The American flag was run up over one of the largest houses in the town, when it was hailed with enthusiastic cheering by the crews of the National gunboats. Subsequently the commander was informed that some of the people of the place had said that as soon as the National fleet left, it would be torn down. He then politely [88] told them if it was he would give them six hours to leave the town before he burnt it.

Information was given by the contrabands that four large schooners and other obstructions had been placed in the narrow channel of the river five miles below Fredericksburgh, to prevent approach to that place, where lie the steamers St Nicholas, Eureka, and Logan, the former mounted with two guns.--(Doc. 132.)

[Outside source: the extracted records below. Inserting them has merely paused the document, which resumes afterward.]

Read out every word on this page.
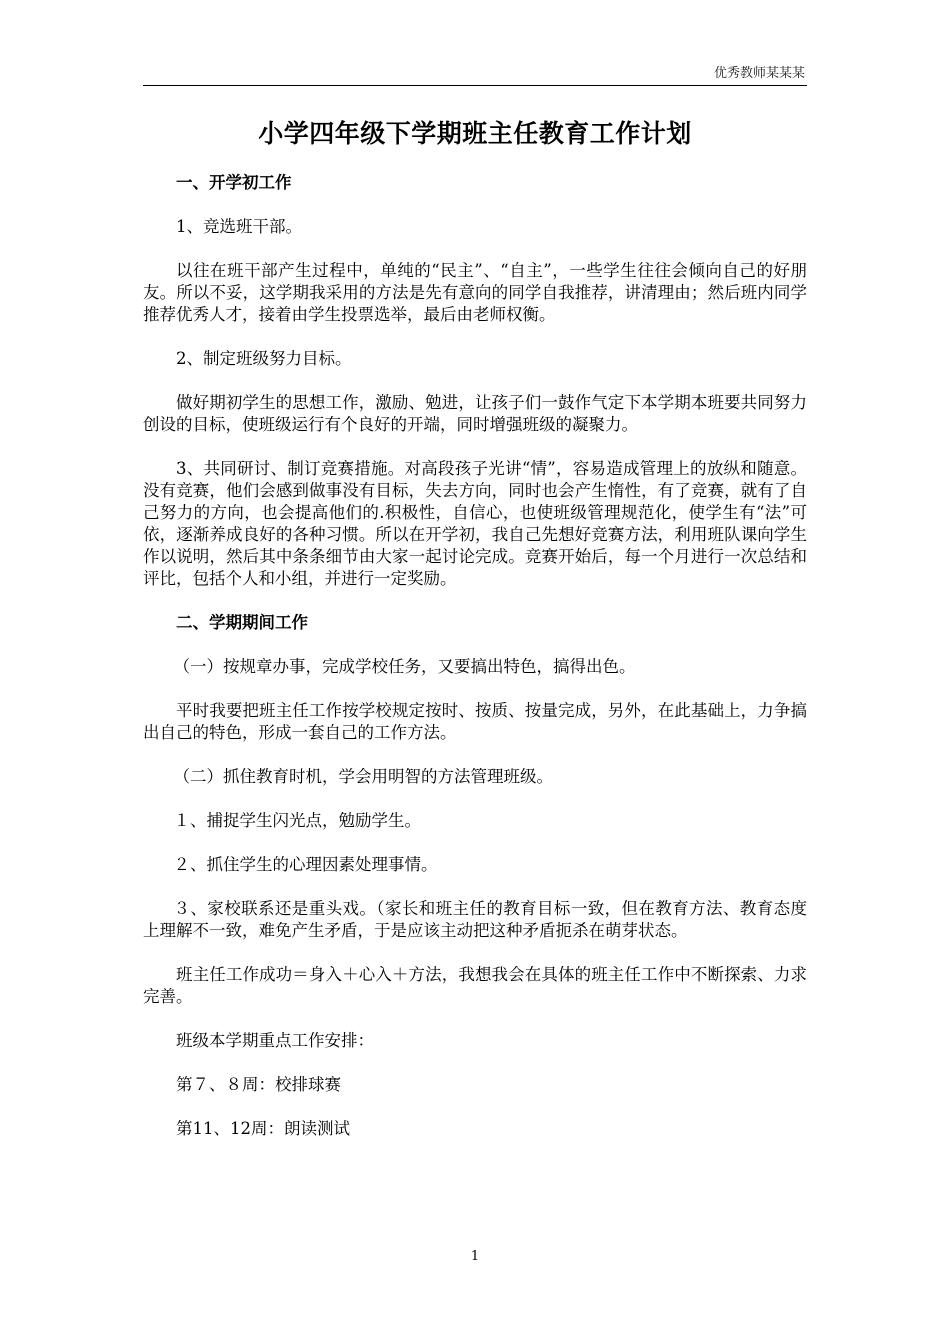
优秀教师某某某
小学四年级下学期班主任教育工作计划

一、开学初工作

1、竞选班干部。

以往在班干部产生过程中，单纯的“民主”、“自主”，一些学生往往会倾向自己的好朋友。所以不妥，这学期我采用的方法是先有意向的同学自我推荐，讲清理由；然后班内同学推荐优秀人才，接着由学生投票选举，最后由老师权衡。

2、制定班级努力目标。

做好期初学生的思想工作，激励、勉进，让孩子们一鼓作气定下本学期本班要共同努力创设的目标，使班级运行有个良好的开端，同时增强班级的凝聚力。

3、共同研讨、制订竞赛措施。对高段孩子光讲“情”，容易造成管理上的放纵和随意。没有竞赛，他们会感到做事没有目标，失去方向，同时也会产生惰性，有了竞赛，就有了自己努力的方向，也会提高他们的.积极性，自信心，也使班级管理规范化，使学生有“法”可依，逐渐养成良好的各种习惯。所以在开学初，我自己先想好竞赛方法，利用班队课向学生作以说明，然后其中条条细节由大家一起讨论完成。竞赛开始后，每一个月进行一次总结和评比，包括个人和小组，并进行一定奖励。

二、学期期间工作

（一）按规章办事，完成学校任务，又要搞出特色，搞得出色。

平时我要把班主任工作按学校规定按时、按质、按量完成，另外，在此基础上，力争搞出自己的特色，形成一套自己的工作方法。

（二）抓住教育时机，学会用明智的方法管理班级。

１、捕捉学生闪光点，勉励学生。

２、抓住学生的心理因素处理事情。

３、家校联系还是重头戏。（家长和班主任的教育目标一致，但在教育方法、教育态度上理解不一致，难免产生矛盾，于是应该主动把这种矛盾扼杀在萌芽状态。

班主任工作成功＝身入＋心入＋方法，我想我会在具体的班主任工作中不断探索、力求完善。

班级本学期重点工作安排：

第７、８周：校排球赛

第11、12周：朗读测试

1
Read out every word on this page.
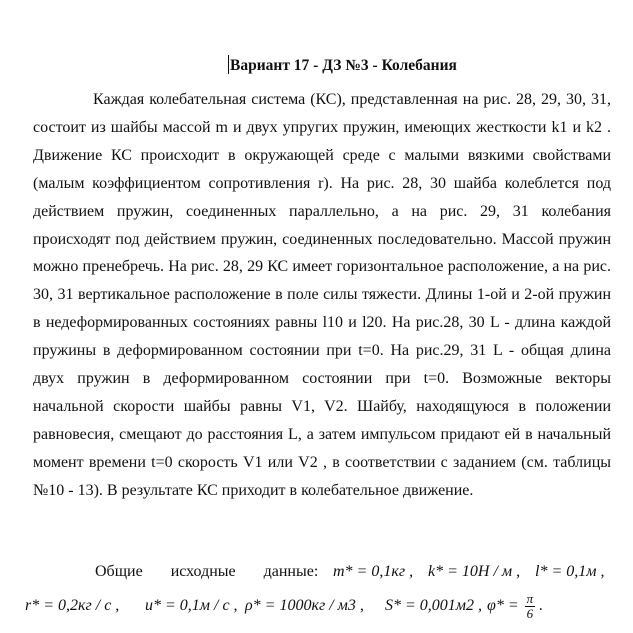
Вариант 17 - ДЗ №3 - Колебания

Каждая колебательная система (КС), представленная на рис. 28, 29, 30, 31, состоит из шайбы массой m и двух упругих пружин, имеющих жесткости k1 и k2 . Движение КС происходит в окружающей среде с малыми вязкими свойствами (малым коэффициентом сопротивления r). На рис. 28, 30 шайба колеблется под действием пружин, соединенных параллельно, а на рис. 29, 31 колебания происходят под действием пружин, соединенных последовательно. Массой пружин можно пренебречь. На рис. 28, 29 КС имеет горизонтальное расположение, а на рис. 30, 31 вертикальное расположение в поле силы тяжести. Длины 1-ой и 2-ой пружин в недеформированных состояниях равны l10 и l20. На рис.28, 30 L - длина каждой пружины в деформированном состоянии при t=0. На рис.29, 31 L - общая длина двух пружин в деформированном состоянии при t=0. Возможные векторы начальной скорости шайбы равны V1, V2. Шайбу, находящуюся в положении равновесия, смещают до расстояния L, а затем импульсом придают ей в начальный момент времени t=0 скорость V1 или V2 , в соответствии с заданием (см. таблицы №10 - 13). В результате КС приходит в колебательное движение.

Общие исходные данные: m* = 0,1кг , k* = 10Н / м , l* = 0,1м ,
r* = 0,2кг / с , u* = 0,1м / с , ρ* = 1000кг / м3 , S* = 0,001м2 , $\varphi* = \frac{\pi}{6}$ .
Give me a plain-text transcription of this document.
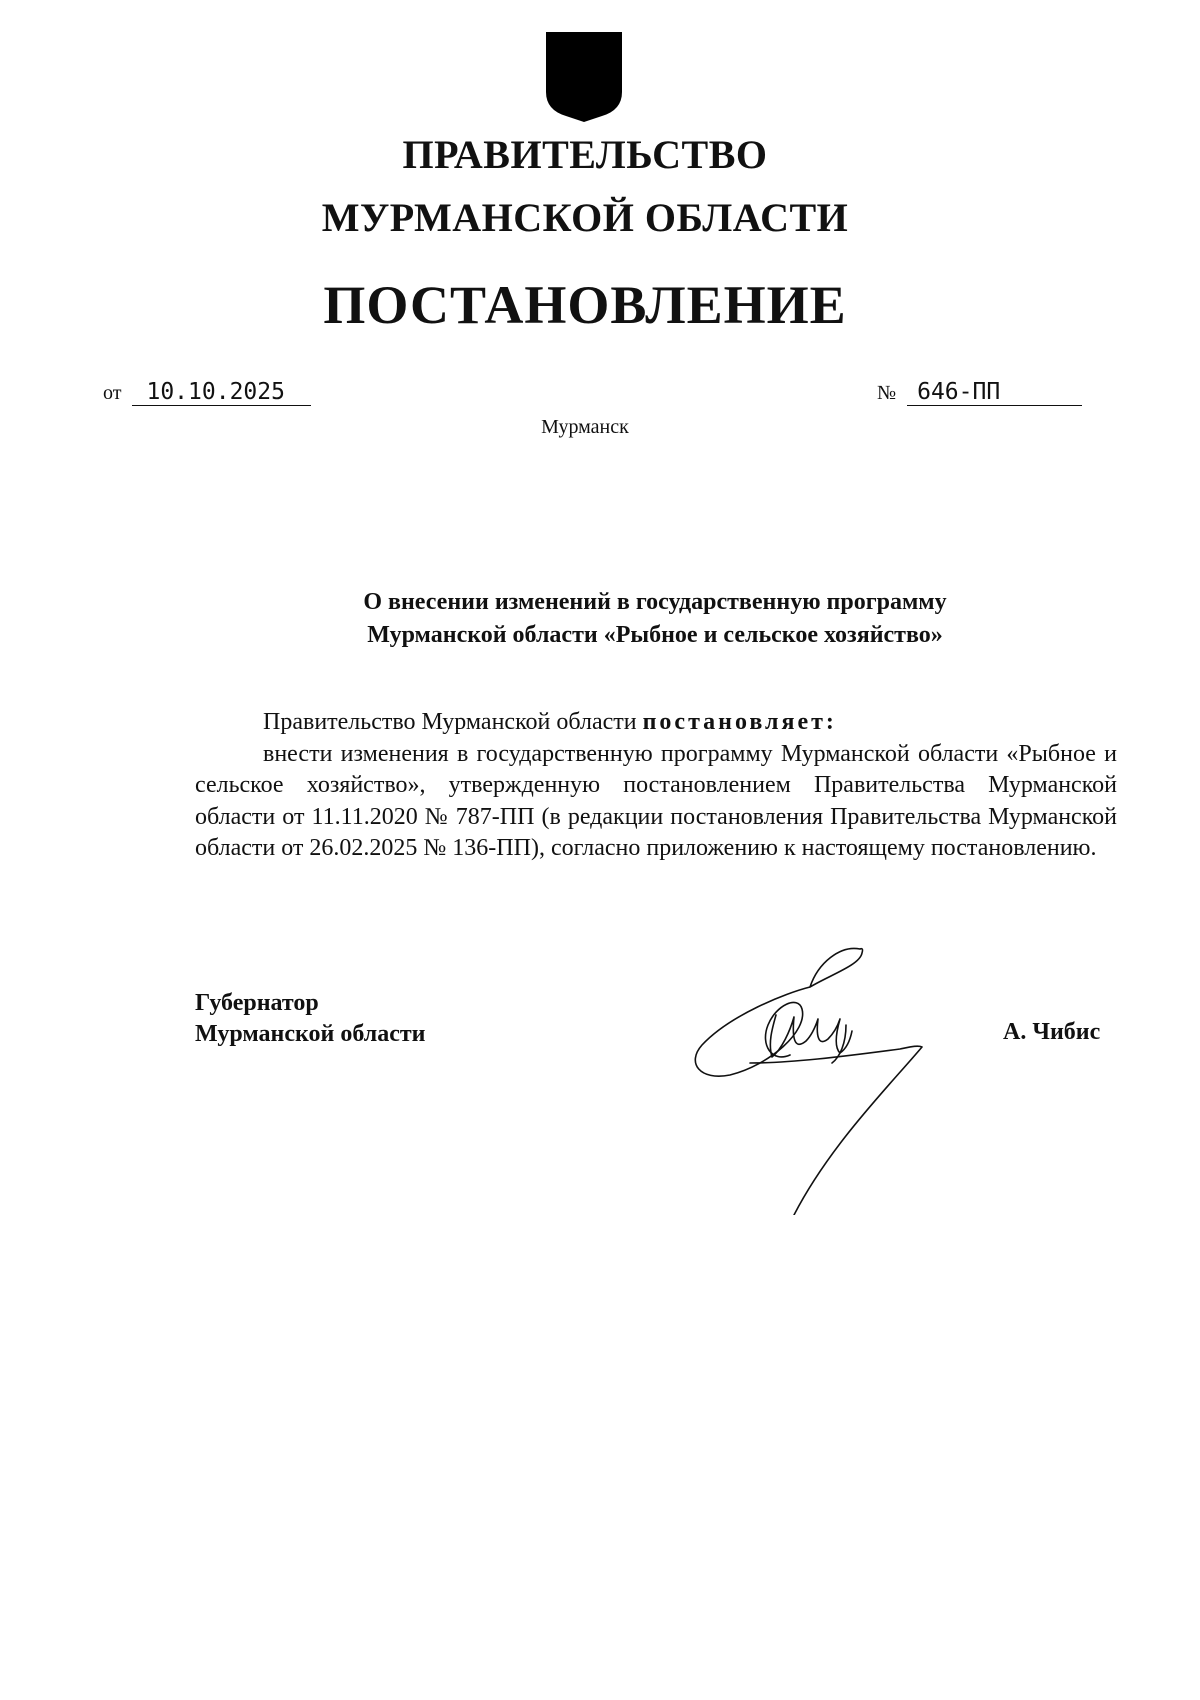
ПРАВИТЕЛЬСТВО
МУРМАНСКОЙ ОБЛАСТИ
ПОСТАНОВЛЕНИЕ
от 10.10.2025	№ 646-ПП
Мурманск
О внесении изменений в государственную программу
Мурманской области «Рыбное и сельское хозяйство»

Правительство Мурманской области постановляет:

внести изменения в государственную программу Мурманской области «Рыбное и сельское хозяйство», утвержденную постановлением Правительства Мурманской области от 11.11.2020 № 787-ПП (в редакции постановления Правительства Мурманской области от 26.02.2025 № 136-ПП), согласно приложению к настоящему постановлению.

Губернатор
Мурманской области	А. Чибис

This day, below Pollocksville, near Kingston, N. C., a skirmish took place between a detachment of the Second North-Carolina cavalry regiment and the Yankee pickets. Lieut.-Col. Robinson, who commanded, is probably a prisoner. Capt. Turner was hurt by a fall from his horse. Two privates were seriously injured, and five wounded with gun-shots.--Richmond Whig, April 17.

The issue at Yorktown is tremendous. When the battle does come off it will be a fearful one, for the stake is enormous, being nothing less than the fate of Virginia. Having taken months to prepare, having assembled such a force as the world has not seen since Napoleon advanced into Russia, McClellan feels that to him defeat would be ruin, while confederate soldiers and leaders feel that not only their fate, but the fate of their country, is staked upon the issue, and they cannot afford to be defeated. The contest cannot long be deferred. The news of a terrible battle may startle us at any moment. We trust that our people are prepared, not only to call upon God to defend the right, but, under God, to defend it themselves, with brave hearts, strong arms, and sufficient numbers.

Wave, Richmond! all thy banners wave,
And charge with all thy chivalry!

For not only the fate of the temporary seat of Government, but of Eastern Virginia, and even more than that, trembles in the balance. We presume that President Davis himself will be on the field, as he has intimated. He will share the fate of his soldiers in life or in death, in victory or defeat.--Wilmington Journal, April 14.

The bombardment of Fort Pillow, on the Mississippi, was this day begun by the mortarboats of Flag-Officer Foote.--Official Despatch.